The web also confirmed orders on three other midseason series, all previously reported: “Sister, Sister,” a sitcom featuring 13-year-old twins Tia and Tamera Mowry, from Paramount Network TV; “Birdland,” a Columbia Pictures TV drama starring Brian Dennehy as chief of psychiatry at a major metropolitan hospital; and “The Critic,” a Gracie Films/Columbia animated series from “The Simpsons” producers Al Jean and Mike Reiss featuring the voice of Jon Lovitz (Daily Variety, June 30).
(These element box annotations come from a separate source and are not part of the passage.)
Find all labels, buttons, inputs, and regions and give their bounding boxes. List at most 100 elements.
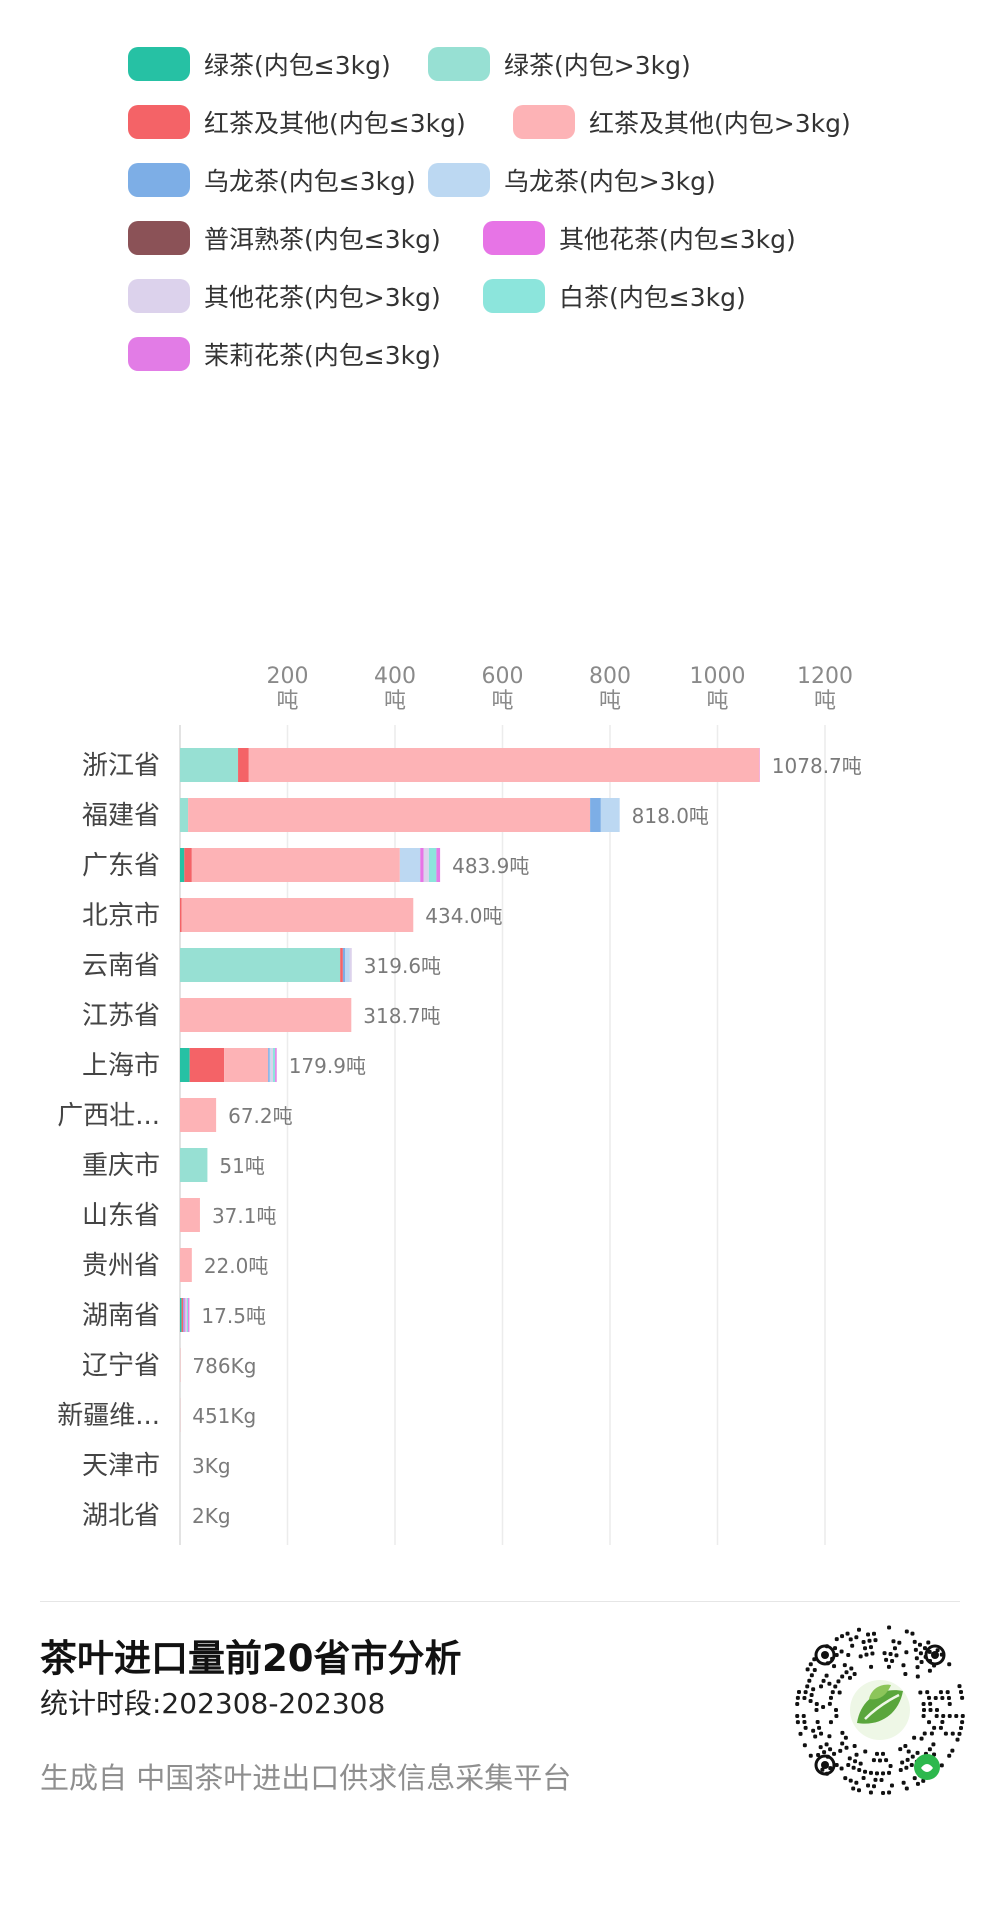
category-label: 浙江省 (82, 751, 160, 781)
bar-segment[interactable] (188, 1298, 190, 1332)
category-label: 江苏省 (82, 1001, 160, 1031)
legend-item[interactable]: 其他花茶(内包>3kg) (128, 276, 441, 316)
bar-segment[interactable] (180, 1098, 217, 1132)
legend-item[interactable]: 白茶(内包≤3kg) (483, 276, 746, 316)
x-tick-unit: 吨 (491, 689, 513, 714)
bar-segment[interactable] (180, 998, 352, 1032)
statistics-period: 统计时段:202308-202308 (40, 1687, 386, 1720)
legend-item[interactable]: 绿茶(内包>3kg) (428, 44, 691, 84)
x-tick-unit: 吨 (276, 689, 298, 714)
total-label: 22.0吨 (204, 1254, 269, 1278)
bar-segment[interactable] (268, 1048, 270, 1082)
bar-segment[interactable] (436, 848, 441, 882)
legend-item[interactable]: 茉莉花茶(内包≤3kg) (128, 334, 441, 374)
bar-segment[interactable] (186, 1298, 189, 1332)
bar-segment[interactable] (248, 748, 760, 782)
bar-segment[interactable] (181, 898, 414, 932)
x-tick-label: 200 (267, 664, 309, 689)
legend-label: 其他花茶(内包≤3kg) (559, 225, 796, 254)
bar-segment[interactable] (590, 798, 601, 832)
category-label: 辽宁省 (82, 1351, 160, 1381)
bar-segment[interactable] (224, 1048, 269, 1082)
legend-item[interactable]: 红茶及其他(内包>3kg) (513, 102, 851, 142)
chart-title: 茶叶进口量前20省市分析 (40, 1637, 462, 1680)
bar-segment[interactable] (340, 948, 343, 982)
bar-segment[interactable] (180, 898, 182, 932)
footer-divider (40, 1601, 960, 1602)
bar-segment[interactable] (349, 948, 352, 982)
total-label: 37.1吨 (212, 1204, 277, 1228)
bar-segment[interactable] (420, 848, 424, 882)
bar-segment[interactable] (188, 798, 591, 832)
bar-segment[interactable] (275, 1048, 277, 1082)
bar-segment[interactable] (185, 1298, 187, 1332)
bar-segment[interactable] (269, 1048, 271, 1082)
mini-program-qr-icon[interactable] (795, 1625, 965, 1795)
x-tick-label: 1200 (797, 664, 853, 689)
total-label: 1078.7吨 (772, 754, 862, 778)
bar-segment[interactable] (181, 1298, 184, 1332)
legend-swatch (483, 279, 545, 313)
bars (180, 748, 760, 1432)
bar-segment[interactable] (184, 848, 192, 882)
bar-segment[interactable] (342, 948, 346, 982)
category-label: 广西壮... (57, 1101, 160, 1131)
legend-swatch (128, 163, 190, 197)
legend-label: 红茶及其他(内包≤3kg) (204, 109, 466, 138)
bar-segment[interactable] (600, 798, 620, 832)
bar-segment[interactable] (180, 1248, 192, 1282)
bar-segment[interactable] (238, 748, 249, 782)
total-label: 786Kg (192, 1354, 256, 1378)
bar-segment[interactable] (180, 1198, 200, 1232)
bar-segment[interactable] (183, 1298, 185, 1332)
x-tick-unit: 吨 (814, 689, 836, 714)
bar-segment[interactable] (345, 948, 350, 982)
bar-segment[interactable] (180, 1298, 182, 1332)
total-labels: 1078.7吨 818.0吨 483.9吨 434.0吨 319.6吨 318.7吨 179… (192, 754, 862, 1528)
total-label: 17.5吨 (201, 1304, 266, 1328)
legend-item[interactable]: 乌龙茶(内包≤3kg) (128, 160, 416, 200)
legend-swatch (128, 105, 190, 139)
bar-segment[interactable] (180, 1048, 190, 1082)
x-tick-label: 1000 (690, 664, 746, 689)
total-label: 318.7吨 (363, 1004, 440, 1028)
category-label: 天津市 (82, 1451, 160, 1481)
bar-segment[interactable] (428, 848, 437, 882)
legend-item[interactable]: 绿茶(内包≤3kg) (128, 44, 391, 84)
category-label: 新疆维... (57, 1401, 160, 1431)
bar-segment[interactable] (423, 848, 429, 882)
bar-segment[interactable] (399, 848, 421, 882)
category-label: 贵州省 (82, 1251, 160, 1281)
x-tick-unit: 吨 (706, 689, 728, 714)
bar-segment[interactable] (191, 848, 400, 882)
bar-segment[interactable] (272, 1048, 276, 1082)
category-label: 北京市 (82, 901, 160, 931)
bar-segment[interactable] (180, 1148, 208, 1182)
bar-segment[interactable] (180, 798, 189, 832)
bar-segment[interactable] (180, 848, 185, 882)
category-label: 福建省 (82, 801, 160, 831)
legend-label: 乌龙茶(内包≤3kg) (204, 167, 416, 196)
bar-segment[interactable] (270, 1048, 273, 1082)
legend-swatch (128, 337, 190, 371)
category-label: 山东省 (82, 1201, 160, 1231)
legend-item[interactable]: 红茶及其他(内包≤3kg) (128, 102, 466, 142)
legend-label: 乌龙茶(内包>3kg) (504, 167, 716, 196)
bar-segment[interactable] (180, 748, 239, 782)
total-label: 451Kg (192, 1404, 256, 1428)
legend-item[interactable]: 普洱熟茶(内包≤3kg) (128, 218, 441, 258)
legend-label: 绿茶(内包>3kg) (504, 51, 691, 80)
legend-item[interactable]: 乌龙茶(内包>3kg) (428, 160, 716, 200)
total-label: 319.6吨 (364, 954, 441, 978)
legend-swatch (128, 47, 190, 81)
total-label: 483.9吨 (452, 854, 529, 878)
legend-item[interactable]: 其他花茶(内包≤3kg) (483, 218, 796, 258)
bar-segment[interactable] (189, 1048, 225, 1082)
bar-segment[interactable] (184, 1298, 186, 1332)
bar-segment[interactable] (180, 948, 341, 982)
legend-swatch (483, 221, 545, 255)
total-label: 179.9吨 (289, 1054, 366, 1078)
In addition, Tim Reid (“WKRP in Cincinnati,””Frank’s Place”) and Jackee (“227 “) have been cast as the adult leads in “Sister, Sister,” playing the widowed father and single mother thrown together to create a family when the two separated-at-birth teenagers are reunited. Jackee was last seen as a late addition to Paramount’s short-lived “The Royal Family.”

“Byrds” will film in Hawaii and comes from producers Charles Eglee (“Moonlighting”) and Channing Gibson (Bochco’s “Doogie Howser, M.D.”), who will exec produce along with Bochco. The show involves a Yale professor who moves with his three children to the islands after the murder of his wife, becoming a headmaster at a small private school.

The show is the sixth under Bochco’s 10-series deal with the network, which became effective in summer 1988. Other projects generated since then were “Doogie Howser,””Cop Rock,””Capitol Critters,””Civil Wars” and the upcoming fall drama “NYPD Blue.”

ABC is also holding the returning series “Dinosaurs,””FBI: The Untold Stories” and “American Detective” in reserve, as well as a fourth hour from its news division, “Moments of Crisis.”